Anyway, back to the here and now in Holme Valley.

 

There are 771 Bungalows in Holme Valley.

 

When you consider there are 14,942 properties in Holme Valley, that means only 5.16% of property in Holme Valley are bungalows.

To give you an idea of the age demographic of Holme Valley homeowners, there are 5,050 Holme Valley homeowners aged 65 years old (and over) and 7,093 Holme Valley homeowners aged between 50 and 64 years of age.

You can see demand for bungalows is only expected to grow.  Yet new homes builders are having to deal with soaring land prices meaning to get a profit from the site, they are under pressure to build more vertically than horizontally as with bungalows (as bungalows take up so much more land).

The last available data is from 2018 and only 1.6% new builds in the UK were bungalows, interesting when it was just over 7% in the middle of the 1990s. As British people are living longer, those existing Holme Valley bungalow homeowners will be living in them longer, thus creating even more of a bottleneck in the Holme Valley property market.

 

So, what is the answer?

Well with building land in Holme Valley at a shortage, maybe new homes builders should be forced under planning rules to reserve ground floor apartments to be set aside for older people to encourage them to move out of larger houses. I would challenge the long-held point of view that building more bungalows in Holme Valley is the pre-eminent way to urge growing numbers of mature ‘last-time buyers’ to move out of their under-occupied Holme Valley homes and free up their large homes (where their children have flown the nest) for younger Holme Valley families to grow.

With the new Planning Regulations due to be in place in a couple of years, local authorities could require builders to set aside a share of homes for mature residents, as they are already obligated to subsidise local community facilities or low-cost social housing in return for obtaining their planning permission to build in the first place.

Another option would be to convert all those empty shops in our town and city centres up and down the country into residential use. There is no need for planning permission to change offices to residential property and the Government are considering the same for shops (although I have heard of some horror stories of those office to residential developments making rabbit hutches look spacious) – so again, it comes down to the planning laws and making them fit for purpose.

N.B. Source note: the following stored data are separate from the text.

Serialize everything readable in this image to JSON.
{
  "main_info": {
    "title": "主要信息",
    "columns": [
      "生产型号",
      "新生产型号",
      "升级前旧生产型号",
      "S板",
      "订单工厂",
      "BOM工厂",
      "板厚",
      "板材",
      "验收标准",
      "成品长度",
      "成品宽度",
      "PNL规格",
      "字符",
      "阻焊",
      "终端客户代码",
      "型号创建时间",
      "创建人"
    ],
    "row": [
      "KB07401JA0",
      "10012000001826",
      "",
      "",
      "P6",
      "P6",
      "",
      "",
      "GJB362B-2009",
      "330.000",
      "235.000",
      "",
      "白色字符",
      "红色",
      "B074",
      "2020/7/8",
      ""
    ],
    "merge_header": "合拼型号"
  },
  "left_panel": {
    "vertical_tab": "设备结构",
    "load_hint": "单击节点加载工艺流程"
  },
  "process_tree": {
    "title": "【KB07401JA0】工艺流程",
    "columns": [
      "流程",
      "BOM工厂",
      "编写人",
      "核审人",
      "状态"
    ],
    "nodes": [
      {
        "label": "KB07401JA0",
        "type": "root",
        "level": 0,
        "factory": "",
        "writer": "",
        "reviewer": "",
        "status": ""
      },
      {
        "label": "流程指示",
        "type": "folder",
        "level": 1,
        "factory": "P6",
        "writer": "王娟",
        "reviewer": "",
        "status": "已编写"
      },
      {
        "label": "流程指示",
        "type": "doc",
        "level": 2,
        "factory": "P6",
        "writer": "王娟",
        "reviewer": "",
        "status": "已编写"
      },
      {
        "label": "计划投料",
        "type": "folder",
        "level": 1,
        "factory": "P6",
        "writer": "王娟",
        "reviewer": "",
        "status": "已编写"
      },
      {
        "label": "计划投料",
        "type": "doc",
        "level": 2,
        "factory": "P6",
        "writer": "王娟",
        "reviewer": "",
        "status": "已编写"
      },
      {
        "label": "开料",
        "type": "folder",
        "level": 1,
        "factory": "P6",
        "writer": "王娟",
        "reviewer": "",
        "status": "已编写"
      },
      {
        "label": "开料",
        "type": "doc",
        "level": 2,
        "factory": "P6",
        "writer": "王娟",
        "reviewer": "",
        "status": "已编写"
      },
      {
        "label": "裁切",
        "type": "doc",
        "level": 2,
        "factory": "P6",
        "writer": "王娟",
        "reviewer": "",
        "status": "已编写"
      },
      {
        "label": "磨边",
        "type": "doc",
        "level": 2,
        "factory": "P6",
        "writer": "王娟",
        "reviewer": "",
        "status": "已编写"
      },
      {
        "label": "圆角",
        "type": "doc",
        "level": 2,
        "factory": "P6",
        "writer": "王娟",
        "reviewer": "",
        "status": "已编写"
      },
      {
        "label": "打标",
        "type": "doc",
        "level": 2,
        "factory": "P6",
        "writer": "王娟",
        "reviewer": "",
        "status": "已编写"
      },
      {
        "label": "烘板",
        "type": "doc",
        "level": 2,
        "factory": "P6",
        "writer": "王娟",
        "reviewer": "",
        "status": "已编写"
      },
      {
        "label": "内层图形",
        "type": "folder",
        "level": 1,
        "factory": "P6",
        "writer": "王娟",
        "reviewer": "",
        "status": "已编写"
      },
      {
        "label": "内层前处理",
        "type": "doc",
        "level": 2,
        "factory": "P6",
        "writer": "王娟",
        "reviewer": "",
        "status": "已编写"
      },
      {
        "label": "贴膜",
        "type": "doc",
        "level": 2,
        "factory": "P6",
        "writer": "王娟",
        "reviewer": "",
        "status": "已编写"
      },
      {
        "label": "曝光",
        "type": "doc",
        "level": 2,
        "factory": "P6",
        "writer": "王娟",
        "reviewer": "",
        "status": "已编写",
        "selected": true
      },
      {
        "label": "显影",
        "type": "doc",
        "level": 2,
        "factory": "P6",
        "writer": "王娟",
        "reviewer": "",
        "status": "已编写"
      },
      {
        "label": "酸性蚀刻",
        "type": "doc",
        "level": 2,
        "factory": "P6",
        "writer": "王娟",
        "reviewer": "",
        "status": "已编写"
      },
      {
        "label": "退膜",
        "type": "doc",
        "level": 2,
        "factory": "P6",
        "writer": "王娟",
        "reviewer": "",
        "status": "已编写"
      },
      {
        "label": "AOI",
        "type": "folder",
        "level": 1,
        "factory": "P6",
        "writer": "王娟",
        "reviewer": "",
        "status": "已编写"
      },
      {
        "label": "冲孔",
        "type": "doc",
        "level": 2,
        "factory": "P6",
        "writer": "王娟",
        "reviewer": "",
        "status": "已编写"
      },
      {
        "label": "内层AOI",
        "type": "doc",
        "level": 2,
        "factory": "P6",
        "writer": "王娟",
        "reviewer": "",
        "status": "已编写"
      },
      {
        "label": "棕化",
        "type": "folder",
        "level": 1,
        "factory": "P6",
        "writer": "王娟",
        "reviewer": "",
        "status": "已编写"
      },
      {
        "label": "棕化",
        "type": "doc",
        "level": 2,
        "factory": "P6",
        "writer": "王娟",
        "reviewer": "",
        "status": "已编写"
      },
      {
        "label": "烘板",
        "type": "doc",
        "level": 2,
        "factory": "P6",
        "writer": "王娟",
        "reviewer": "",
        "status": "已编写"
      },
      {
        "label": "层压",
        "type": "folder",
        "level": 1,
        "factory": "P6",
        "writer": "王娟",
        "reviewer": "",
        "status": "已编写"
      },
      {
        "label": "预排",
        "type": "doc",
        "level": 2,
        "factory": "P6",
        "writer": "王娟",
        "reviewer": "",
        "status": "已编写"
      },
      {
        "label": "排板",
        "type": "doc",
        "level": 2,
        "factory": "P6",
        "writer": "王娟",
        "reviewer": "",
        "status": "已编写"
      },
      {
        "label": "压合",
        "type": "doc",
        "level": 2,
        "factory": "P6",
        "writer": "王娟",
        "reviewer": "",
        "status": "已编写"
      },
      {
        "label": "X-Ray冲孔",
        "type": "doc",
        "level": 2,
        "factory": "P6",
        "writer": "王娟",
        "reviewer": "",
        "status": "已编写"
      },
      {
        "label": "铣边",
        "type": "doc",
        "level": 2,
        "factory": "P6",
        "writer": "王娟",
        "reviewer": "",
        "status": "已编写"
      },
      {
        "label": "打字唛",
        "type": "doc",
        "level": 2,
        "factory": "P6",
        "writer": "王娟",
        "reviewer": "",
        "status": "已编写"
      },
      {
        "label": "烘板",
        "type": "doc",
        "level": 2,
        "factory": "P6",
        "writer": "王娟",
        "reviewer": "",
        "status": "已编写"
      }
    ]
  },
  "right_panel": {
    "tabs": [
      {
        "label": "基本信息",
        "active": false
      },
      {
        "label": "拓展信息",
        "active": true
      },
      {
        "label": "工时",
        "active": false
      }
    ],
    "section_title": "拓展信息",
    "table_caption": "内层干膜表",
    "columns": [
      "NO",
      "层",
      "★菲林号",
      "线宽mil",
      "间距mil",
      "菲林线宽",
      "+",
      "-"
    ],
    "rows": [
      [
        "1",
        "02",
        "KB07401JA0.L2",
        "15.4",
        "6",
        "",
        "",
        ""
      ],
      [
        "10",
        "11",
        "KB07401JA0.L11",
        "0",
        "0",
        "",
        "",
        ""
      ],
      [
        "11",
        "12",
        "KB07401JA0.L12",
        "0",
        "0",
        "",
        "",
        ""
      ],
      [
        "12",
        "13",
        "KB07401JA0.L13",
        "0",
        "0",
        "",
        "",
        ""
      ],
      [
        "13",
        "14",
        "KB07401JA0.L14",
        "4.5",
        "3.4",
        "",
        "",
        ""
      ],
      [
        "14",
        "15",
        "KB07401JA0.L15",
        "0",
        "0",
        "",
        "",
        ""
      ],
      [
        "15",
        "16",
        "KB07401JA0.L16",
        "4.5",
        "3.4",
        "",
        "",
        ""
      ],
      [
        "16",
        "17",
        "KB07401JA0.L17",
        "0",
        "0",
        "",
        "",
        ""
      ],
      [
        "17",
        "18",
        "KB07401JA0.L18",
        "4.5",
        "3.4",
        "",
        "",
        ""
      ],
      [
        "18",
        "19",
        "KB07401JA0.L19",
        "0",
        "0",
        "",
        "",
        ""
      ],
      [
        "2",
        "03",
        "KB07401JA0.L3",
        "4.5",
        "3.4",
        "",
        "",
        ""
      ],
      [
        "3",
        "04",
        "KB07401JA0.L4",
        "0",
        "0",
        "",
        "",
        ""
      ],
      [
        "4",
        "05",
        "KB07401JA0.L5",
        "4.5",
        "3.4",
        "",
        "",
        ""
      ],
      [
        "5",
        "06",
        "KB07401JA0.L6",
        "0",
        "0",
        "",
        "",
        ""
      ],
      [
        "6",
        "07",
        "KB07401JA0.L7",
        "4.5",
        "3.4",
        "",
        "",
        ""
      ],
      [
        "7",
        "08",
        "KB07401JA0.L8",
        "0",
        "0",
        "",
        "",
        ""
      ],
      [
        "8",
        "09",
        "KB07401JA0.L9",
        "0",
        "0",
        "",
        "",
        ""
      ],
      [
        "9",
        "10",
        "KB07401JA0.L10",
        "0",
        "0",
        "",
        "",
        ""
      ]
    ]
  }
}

There are no doubt consequences of not designing our housing stock for the 21st Century and beyond for older people.

 

The population of Holme Valley is set to grow

by 6,680 to 41,837 by 2040.

As the UK population gets older in the coming decades, as life expectancy is set to grow from 81 years 2 months to 83 years 3 months by 2040, I fully appreciate the need for more Holme Valley homes to be built for families, yet one must ask if the planning authorities are focusing too much on new housing for the younger generation, when they in fact should be encouraging new homes builders to develop larger, ground floor two-bedroom homes and decent accessible transport links.